Weekend rallies in particular draw revellers, drinkers and families some of whom express honest frustration with the restrictions. These events have a festival atmosphere and include bouncy castles, barbecues, dance parties, a concert stage and at least one hot tub.
But some groups occupying the city undoubtedly deal in paranoid conspiracy theories and anti-democratic ideology. They say vaccine mandates are crimes against humanity for which Trudeau, media and politicians should be subjected to Nuremberg-style tribunals.
Organizers proposed to strike a military junta-type committee consisting of the anti-mandate brigade, senators and the governor general through a memorandum of understanding they recently retracted.
Some researchers say these sorts of movements tend to garner support from frontline police and security officers because they share common cultural, political and ideological ground.
In 2018, the military’s counter-intelligence unit probed the issue and found far-right groups “will always attract active and former military personnel due to their conservative values and para-military trainings.”
These files, obtained by Carleton University researcher Andrew Crosby, suggested right-wing extremist groups often cloak a xenophobic agenda in terms security personnel easily identify with — like loyalty, honour and national defence against outsider threats.
“These qualities closely echo the military traditions, increasing the ease with which current DND/CAF members and veterans are being attracted to such organisations,” the spy agency said.
APTN reached out to this same spy unit after protesters built a wooden hut stockpiled with propane and fuel directly across the river from National Defence headquarters. The unit said the convoy poses “no security threat” to department assets.
Critics, however, worry the authorities are downplaying things.
Mi’kmaw lawyer and professor Pam Palmater recently told APTN the ties between white supremacy, far-right extremism and law enforcement should be cause for alarm.
“That presents one of, if not the biggest national security and public safety threat in this country as far as I’m concerned,” she said.
It’s furthermore unclear how many military and policing staff, at least at the federal level, are defying the policy of mandatory vaccination.

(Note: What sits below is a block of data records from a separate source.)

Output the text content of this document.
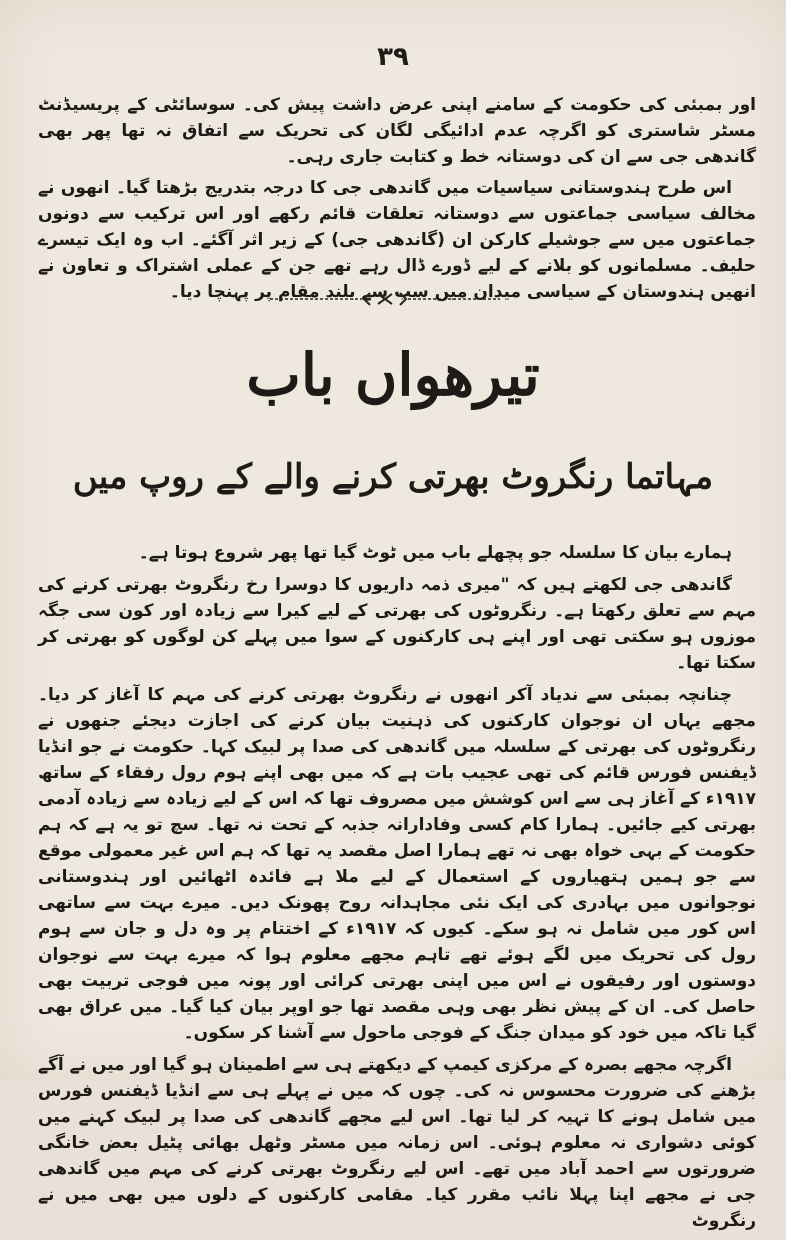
۳۹
اور بمبئی کی حکومت کے سامنے اپنی عرض داشت پیش کی۔ سوسائٹی کے پریسیڈنٹ مسٹر شاستری کو اگرچہ عدم ادائیگی لگان کی تحریک سے اتفاق نہ تھا پھر بھی گاندھی جی سے ان کی دوستانہ خط و کتابت جاری رہی۔
اس طرح ہندوستانی سیاسیات میں گاندھی جی کا درجہ بتدریج بڑھتا گیا۔ انھوں نے مخالف سیاسی جماعتوں سے دوستانہ تعلقات قائم رکھے اور اس ترکیب سے دونوں جماعتوں میں سے جوشیلے کارکن ان (گاندھی جی) کے زیر اثر آگئے۔ اب وہ ایک تیسرے حلیف۔ مسلمانوں کو بلانے کے لیے ڈورے ڈال رہے تھے جن کے عملی اشتراک و تعاون نے انھیں ہندوستان کے سیاسی میدان میں سب سے بلند مقام پر پہنچا دیا۔
تیرھواں باب
مہاتما رنگروٹ بھرتی کرنے والے کے روپ میں

ہمارے بیان کا سلسلہ جو پچھلے باب میں ٹوٹ گیا تھا پھر شروع ہوتا ہے۔

گاندھی جی لکھتے ہیں کہ "میری ذمہ داریوں کا دوسرا رخ رنگروٹ بھرتی کرنے کی مہم سے تعلق رکھتا ہے۔ رنگروٹوں کی بھرتی کے لیے کیرا سے زیادہ اور کون سی جگہ موزوں ہو سکتی تھی اور اپنے ہی کارکنوں کے سوا میں پہلے کن لوگوں کو بھرتی کر سکتا تھا۔

چنانچہ بمبئی سے ندیاد آکر انھوں نے رنگروٹ بھرتی کرنے کی مہم کا آغاز کر دیا۔ مجھے یہاں ان نوجوان کارکنوں کی ذہنیت بیان کرنے کی اجازت دیجئے جنھوں نے رنگروٹوں کی بھرتی کے سلسلہ میں گاندھی کی صدا پر لبیک کہا۔ حکومت نے جو انڈیا ڈیفنس فورس قائم کی تھی عجیب بات ہے کہ میں بھی اپنے ہوم رول رفقاء کے ساتھ ۱۹۱۷ء کے آغاز ہی سے اس کوشش میں مصروف تھا کہ اس کے لیے زیادہ سے زیادہ آدمی بھرتی کیے جائیں۔ ہمارا کام کسی وفادارانہ جذبہ کے تحت نہ تھا۔ سچ تو یہ ہے کہ ہم حکومت کے بہی خواہ بھی نہ تھے ہمارا اصل مقصد یہ تھا کہ ہم اس غیر معمولی موقع سے جو ہمیں ہتھیاروں کے استعمال کے لیے ملا ہے فائدہ اٹھائیں اور ہندوستانی نوجوانوں میں بہادری کی ایک نئی مجاہدانہ روح پھونک دیں۔ میرے بہت سے ساتھی اس کور میں شامل نہ ہو سکے۔ کیوں کہ ۱۹۱۷ء کے اختتام پر وہ دل و جان سے ہوم رول کی تحریک میں لگے ہوئے تھے تاہم مجھے معلوم ہوا کہ میرے بہت سے نوجوان دوستوں اور رفیقوں نے اس میں اپنی بھرتی کرائی اور پونہ میں فوجی تربیت بھی حاصل کی۔ ان کے پیش نظر بھی وہی مقصد تھا جو اوپر بیان کیا گیا۔ میں عراق بھی گیا تاکہ میں خود کو میدان جنگ کے فوجی ماحول سے آشنا کر سکوں۔

اگرچہ مجھے بصرہ کے مرکزی کیمپ کے دیکھتے ہی سے اطمینان ہو گیا اور میں نے آگے بڑھنے کی ضرورت محسوس نہ کی۔ چوں کہ میں نے پہلے ہی سے انڈیا ڈیفنس فورس میں شامل ہونے کا تہیہ کر لیا تھا۔ اس لیے مجھے گاندھی کی صدا پر لبیک کہنے میں کوئی دشواری نہ معلوم ہوئی۔ اس زمانہ میں مسٹر وٹھل بھائی پٹیل بعض خانگی ضرورتوں سے احمد آباد میں تھے۔ اس لیے رنگروٹ بھرتی کرنے کی مہم میں گاندھی جی نے مجھے اپنا پہلا نائب مقرر کیا۔ مقامی کارکنوں کے دلوں میں بھی میں نے رنگروٹ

The RCMP couldn’t say how many members are immunized. The force maintains 21,000 police officers. The Canada Border Services Agency, also covered by the mandate, has 11,700 officers tasked with border management and enforcement.
The military is not covered by the policy because it’s a separate organization but adopted it nevertheless. Soldiers and officers who defy the mandate can have disciplinary proceedings launched against them and eventually be dishonourably discharged.
Anand’s spokesperson said 98 per cent of the forces have been inoculated.
“The Minister expects that any CAF member whose conduct brings discredit to the Forces will be held accountable for their actions,” the statement said.